Best licence for my software?
Matthew Seth Flaschen
superm40 at comcast.net
Sun Apr 17 18:48:15 UTC 2005
Alex Bligh wrote:
> You can almost get what you want by dual licensing, say under a home
> brewed version of the MIT license (for university people only), and
> under a traditional open source license (LGPL for instance). However,
> any "changes you collect back" you will only be licensed to redistribute
> under the LGPL, rather than your academic license as in A.
A good point. That means in effect that you can not continue that
system using user-contributed code, which is another reason not to use
it, in addition to the field of endevour problem, NSK.

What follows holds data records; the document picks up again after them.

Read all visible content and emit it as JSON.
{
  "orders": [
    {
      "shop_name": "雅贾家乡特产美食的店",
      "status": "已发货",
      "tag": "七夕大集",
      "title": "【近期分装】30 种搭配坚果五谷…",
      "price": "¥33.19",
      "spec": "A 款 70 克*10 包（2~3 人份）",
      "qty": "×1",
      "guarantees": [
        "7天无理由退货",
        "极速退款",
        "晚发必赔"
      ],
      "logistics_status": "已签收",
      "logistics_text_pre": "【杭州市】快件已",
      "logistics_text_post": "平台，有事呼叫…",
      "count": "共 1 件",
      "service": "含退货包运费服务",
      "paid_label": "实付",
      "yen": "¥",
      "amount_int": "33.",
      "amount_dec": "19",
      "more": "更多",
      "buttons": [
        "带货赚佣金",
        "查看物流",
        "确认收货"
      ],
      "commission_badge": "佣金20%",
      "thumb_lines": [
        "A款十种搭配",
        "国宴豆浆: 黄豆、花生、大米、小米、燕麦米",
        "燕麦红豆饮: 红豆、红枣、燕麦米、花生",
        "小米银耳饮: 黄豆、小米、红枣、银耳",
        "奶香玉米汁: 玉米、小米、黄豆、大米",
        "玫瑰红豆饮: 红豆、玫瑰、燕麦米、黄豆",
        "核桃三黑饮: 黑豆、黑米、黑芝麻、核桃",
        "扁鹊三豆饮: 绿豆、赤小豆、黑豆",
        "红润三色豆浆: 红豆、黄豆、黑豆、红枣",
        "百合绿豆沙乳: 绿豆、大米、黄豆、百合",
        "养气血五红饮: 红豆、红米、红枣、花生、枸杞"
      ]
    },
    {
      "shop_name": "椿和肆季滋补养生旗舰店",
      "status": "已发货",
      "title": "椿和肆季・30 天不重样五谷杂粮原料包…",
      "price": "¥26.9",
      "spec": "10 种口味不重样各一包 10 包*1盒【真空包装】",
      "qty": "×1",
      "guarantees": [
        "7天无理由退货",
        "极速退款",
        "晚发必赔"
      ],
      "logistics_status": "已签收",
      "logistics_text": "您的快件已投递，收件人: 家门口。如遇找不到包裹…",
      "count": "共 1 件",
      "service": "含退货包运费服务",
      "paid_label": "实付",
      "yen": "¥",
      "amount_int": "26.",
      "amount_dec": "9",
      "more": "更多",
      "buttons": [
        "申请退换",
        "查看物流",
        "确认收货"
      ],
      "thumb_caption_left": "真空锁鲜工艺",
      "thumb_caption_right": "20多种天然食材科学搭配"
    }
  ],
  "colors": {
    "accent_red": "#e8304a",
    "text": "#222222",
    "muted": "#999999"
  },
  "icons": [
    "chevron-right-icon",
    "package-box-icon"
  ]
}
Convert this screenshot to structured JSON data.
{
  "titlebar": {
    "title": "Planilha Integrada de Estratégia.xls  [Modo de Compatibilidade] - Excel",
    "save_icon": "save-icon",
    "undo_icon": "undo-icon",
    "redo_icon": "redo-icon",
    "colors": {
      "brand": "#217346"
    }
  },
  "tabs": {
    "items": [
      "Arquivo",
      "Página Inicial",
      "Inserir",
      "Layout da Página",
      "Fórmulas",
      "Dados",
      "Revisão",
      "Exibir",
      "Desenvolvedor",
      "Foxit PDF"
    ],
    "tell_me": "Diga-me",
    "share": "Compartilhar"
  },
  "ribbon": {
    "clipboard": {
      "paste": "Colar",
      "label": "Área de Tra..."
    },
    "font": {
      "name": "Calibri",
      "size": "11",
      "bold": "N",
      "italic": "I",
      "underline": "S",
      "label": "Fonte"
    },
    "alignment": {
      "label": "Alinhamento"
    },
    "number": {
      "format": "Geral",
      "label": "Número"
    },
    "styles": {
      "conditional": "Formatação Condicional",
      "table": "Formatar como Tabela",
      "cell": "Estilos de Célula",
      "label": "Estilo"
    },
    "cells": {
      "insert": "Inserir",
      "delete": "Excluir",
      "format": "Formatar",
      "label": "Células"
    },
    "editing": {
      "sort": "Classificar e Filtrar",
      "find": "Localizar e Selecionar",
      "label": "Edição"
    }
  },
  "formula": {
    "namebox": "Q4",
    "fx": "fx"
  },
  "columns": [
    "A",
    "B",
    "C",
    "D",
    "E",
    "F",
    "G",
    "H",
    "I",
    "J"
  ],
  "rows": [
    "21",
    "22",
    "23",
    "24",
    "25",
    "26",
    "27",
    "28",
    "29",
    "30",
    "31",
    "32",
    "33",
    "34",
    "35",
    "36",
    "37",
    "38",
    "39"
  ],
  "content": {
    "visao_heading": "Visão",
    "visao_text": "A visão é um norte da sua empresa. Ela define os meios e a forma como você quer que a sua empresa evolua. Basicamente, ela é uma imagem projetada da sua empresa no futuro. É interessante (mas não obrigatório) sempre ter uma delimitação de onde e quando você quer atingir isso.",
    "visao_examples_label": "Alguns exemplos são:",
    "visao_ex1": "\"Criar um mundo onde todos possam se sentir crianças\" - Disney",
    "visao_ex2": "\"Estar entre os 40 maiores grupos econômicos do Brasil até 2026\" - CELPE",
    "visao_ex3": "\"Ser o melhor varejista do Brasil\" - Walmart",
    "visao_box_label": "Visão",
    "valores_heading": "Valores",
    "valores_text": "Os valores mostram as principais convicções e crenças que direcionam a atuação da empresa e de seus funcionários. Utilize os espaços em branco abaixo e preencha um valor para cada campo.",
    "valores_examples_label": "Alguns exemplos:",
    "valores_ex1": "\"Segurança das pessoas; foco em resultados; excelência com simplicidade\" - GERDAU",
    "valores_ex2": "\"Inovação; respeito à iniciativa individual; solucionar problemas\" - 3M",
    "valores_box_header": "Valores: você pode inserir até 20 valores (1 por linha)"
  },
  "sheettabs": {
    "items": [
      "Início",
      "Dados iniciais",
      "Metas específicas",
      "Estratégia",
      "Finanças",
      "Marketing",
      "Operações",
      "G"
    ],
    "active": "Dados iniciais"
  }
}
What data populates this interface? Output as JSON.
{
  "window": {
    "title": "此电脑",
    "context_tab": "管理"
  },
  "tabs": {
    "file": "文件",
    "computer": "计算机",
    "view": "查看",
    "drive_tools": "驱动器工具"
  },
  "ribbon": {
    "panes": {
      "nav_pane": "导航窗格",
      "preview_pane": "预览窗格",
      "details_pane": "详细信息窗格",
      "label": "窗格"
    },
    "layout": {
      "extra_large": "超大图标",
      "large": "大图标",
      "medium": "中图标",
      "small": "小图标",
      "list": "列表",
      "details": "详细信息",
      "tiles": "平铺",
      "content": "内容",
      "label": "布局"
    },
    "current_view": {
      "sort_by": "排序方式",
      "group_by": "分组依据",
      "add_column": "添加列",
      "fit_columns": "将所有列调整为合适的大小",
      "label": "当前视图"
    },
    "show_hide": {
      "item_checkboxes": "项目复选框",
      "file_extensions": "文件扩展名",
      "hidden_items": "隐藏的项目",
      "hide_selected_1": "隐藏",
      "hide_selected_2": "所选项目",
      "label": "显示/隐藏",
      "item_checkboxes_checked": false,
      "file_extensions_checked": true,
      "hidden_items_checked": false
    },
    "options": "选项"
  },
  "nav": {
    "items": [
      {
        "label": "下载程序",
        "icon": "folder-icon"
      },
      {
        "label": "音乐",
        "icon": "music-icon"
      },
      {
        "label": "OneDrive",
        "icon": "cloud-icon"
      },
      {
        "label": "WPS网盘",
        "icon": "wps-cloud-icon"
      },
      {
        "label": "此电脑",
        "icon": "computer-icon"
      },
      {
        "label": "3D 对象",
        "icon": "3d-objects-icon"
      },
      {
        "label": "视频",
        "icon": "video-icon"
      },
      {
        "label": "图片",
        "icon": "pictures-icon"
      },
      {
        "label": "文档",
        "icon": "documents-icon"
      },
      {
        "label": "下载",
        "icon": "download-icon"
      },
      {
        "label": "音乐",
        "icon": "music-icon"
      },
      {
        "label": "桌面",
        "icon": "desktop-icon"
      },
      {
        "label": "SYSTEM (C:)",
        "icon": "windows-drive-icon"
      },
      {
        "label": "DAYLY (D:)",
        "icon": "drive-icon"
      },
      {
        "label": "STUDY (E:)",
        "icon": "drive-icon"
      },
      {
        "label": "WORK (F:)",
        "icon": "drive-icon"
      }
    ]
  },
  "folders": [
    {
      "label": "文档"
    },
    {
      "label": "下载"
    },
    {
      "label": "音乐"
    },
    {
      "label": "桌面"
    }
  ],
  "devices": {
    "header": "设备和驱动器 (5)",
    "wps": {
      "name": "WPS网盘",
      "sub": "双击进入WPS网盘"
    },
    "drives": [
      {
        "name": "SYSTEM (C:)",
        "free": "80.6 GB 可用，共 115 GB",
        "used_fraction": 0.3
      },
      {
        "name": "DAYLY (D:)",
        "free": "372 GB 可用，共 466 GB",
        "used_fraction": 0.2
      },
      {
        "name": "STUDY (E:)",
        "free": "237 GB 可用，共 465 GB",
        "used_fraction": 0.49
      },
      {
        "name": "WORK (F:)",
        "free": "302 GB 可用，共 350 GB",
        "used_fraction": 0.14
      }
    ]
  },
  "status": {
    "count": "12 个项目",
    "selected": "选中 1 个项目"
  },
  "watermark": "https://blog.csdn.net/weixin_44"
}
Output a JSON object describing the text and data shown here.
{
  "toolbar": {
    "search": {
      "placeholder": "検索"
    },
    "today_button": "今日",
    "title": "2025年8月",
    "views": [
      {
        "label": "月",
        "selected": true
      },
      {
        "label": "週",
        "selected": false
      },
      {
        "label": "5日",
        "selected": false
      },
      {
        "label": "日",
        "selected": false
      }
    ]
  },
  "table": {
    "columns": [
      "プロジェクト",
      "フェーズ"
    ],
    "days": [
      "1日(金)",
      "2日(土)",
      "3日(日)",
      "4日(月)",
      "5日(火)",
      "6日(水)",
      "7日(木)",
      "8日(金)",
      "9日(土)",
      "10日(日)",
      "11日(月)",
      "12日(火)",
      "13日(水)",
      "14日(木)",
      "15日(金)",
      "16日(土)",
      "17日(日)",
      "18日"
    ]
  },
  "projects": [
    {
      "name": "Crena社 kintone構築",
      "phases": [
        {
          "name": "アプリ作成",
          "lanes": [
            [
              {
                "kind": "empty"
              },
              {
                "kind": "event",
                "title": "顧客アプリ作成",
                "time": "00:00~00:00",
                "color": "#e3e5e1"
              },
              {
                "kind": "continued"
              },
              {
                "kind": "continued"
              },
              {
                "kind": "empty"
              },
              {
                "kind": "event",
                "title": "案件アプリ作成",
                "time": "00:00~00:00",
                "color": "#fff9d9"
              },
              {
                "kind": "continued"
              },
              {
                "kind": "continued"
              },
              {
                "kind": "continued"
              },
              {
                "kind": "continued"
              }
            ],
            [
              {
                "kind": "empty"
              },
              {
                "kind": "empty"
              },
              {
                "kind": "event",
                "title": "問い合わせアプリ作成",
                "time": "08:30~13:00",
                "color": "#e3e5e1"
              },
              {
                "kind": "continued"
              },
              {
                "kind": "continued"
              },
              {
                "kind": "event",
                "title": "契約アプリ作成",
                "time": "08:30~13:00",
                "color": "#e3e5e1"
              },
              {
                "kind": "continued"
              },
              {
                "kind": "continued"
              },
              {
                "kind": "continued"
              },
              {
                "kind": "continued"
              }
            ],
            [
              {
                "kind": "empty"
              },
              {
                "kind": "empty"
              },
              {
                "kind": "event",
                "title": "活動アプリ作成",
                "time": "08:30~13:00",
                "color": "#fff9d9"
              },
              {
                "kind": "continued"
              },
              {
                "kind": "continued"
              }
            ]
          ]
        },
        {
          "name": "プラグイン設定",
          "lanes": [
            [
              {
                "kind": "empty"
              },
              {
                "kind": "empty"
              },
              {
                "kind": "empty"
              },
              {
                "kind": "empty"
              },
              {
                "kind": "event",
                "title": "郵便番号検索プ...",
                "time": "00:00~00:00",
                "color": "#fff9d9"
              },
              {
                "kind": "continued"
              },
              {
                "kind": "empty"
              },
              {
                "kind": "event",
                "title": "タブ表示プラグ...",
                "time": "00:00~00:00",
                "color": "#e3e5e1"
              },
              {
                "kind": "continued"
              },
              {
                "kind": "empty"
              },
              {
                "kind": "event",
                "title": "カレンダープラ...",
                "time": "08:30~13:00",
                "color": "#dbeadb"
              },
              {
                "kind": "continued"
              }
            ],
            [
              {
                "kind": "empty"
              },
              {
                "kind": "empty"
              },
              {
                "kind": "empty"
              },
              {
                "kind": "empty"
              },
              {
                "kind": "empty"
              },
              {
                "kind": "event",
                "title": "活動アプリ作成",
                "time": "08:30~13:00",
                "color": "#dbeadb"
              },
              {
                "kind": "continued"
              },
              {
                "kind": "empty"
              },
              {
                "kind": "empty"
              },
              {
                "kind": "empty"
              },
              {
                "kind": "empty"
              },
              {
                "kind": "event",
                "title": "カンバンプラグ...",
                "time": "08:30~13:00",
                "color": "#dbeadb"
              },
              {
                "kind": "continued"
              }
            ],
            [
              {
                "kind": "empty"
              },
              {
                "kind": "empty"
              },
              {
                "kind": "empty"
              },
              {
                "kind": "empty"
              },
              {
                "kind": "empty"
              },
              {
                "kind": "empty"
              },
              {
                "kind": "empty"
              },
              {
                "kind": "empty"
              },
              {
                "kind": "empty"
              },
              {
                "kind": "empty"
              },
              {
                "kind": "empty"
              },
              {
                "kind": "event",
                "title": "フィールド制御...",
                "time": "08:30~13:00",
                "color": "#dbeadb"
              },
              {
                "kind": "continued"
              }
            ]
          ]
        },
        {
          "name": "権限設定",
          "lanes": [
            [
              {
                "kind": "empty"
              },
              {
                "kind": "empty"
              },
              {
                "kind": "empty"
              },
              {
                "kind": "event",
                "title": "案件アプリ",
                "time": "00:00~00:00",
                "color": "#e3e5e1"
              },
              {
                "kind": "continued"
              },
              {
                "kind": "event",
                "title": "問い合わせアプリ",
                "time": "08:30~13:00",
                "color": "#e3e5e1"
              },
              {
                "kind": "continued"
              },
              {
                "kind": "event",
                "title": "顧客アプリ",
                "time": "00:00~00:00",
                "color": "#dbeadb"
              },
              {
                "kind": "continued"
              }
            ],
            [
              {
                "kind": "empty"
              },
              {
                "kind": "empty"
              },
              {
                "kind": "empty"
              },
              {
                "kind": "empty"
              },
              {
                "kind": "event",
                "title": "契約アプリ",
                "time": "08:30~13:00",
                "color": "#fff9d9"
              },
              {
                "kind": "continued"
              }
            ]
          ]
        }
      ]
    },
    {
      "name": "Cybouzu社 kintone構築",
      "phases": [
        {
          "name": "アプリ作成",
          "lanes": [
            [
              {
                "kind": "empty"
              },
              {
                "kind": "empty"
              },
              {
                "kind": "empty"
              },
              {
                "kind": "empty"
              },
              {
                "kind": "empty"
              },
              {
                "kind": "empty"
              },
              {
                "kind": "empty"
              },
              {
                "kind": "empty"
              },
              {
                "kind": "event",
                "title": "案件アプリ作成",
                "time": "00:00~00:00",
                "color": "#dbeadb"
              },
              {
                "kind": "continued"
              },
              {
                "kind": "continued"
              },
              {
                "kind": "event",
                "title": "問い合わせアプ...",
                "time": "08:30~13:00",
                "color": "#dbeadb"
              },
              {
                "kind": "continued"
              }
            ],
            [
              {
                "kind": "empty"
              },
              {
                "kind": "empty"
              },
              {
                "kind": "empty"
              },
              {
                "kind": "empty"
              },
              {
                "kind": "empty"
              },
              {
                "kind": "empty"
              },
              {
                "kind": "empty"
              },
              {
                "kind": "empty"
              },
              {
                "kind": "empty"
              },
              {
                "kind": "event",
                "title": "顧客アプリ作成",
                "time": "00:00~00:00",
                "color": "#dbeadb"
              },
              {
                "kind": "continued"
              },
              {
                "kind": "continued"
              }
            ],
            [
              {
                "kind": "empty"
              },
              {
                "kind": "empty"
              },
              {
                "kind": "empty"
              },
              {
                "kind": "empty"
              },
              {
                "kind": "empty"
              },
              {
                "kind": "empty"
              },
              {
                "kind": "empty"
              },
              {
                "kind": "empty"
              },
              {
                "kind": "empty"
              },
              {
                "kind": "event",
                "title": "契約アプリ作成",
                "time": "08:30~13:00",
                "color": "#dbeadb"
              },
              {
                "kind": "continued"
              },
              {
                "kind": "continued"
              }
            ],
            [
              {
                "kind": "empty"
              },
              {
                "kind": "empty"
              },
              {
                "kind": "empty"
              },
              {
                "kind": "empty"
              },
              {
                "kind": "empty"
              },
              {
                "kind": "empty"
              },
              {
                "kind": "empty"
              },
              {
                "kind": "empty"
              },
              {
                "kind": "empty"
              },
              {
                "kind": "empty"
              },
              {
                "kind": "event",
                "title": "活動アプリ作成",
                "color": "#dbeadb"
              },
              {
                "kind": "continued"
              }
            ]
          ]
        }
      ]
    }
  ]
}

> Note the GPL does *NOT* prevent incorporation of your code into a
> propietary program. If your code is *DISTRIBUTED* by a third party
> as part of an application, then that third party must provide source
> to the whole thing under the GPL at (essentially) no cost, to those
> to whom the application was distributed.
>
Yes, it DOES. That's true because of the definition of proprietary and
the purpose of the GPL. According the FSF, the creator of the GPL,
proprietary means, "Proprietary software is software that is not free or
semi-free" Therefore, because GPL-ed software is free software
according to the FSF, and the third-party must provide source under the
GPL, they can not created proprietary software from the code.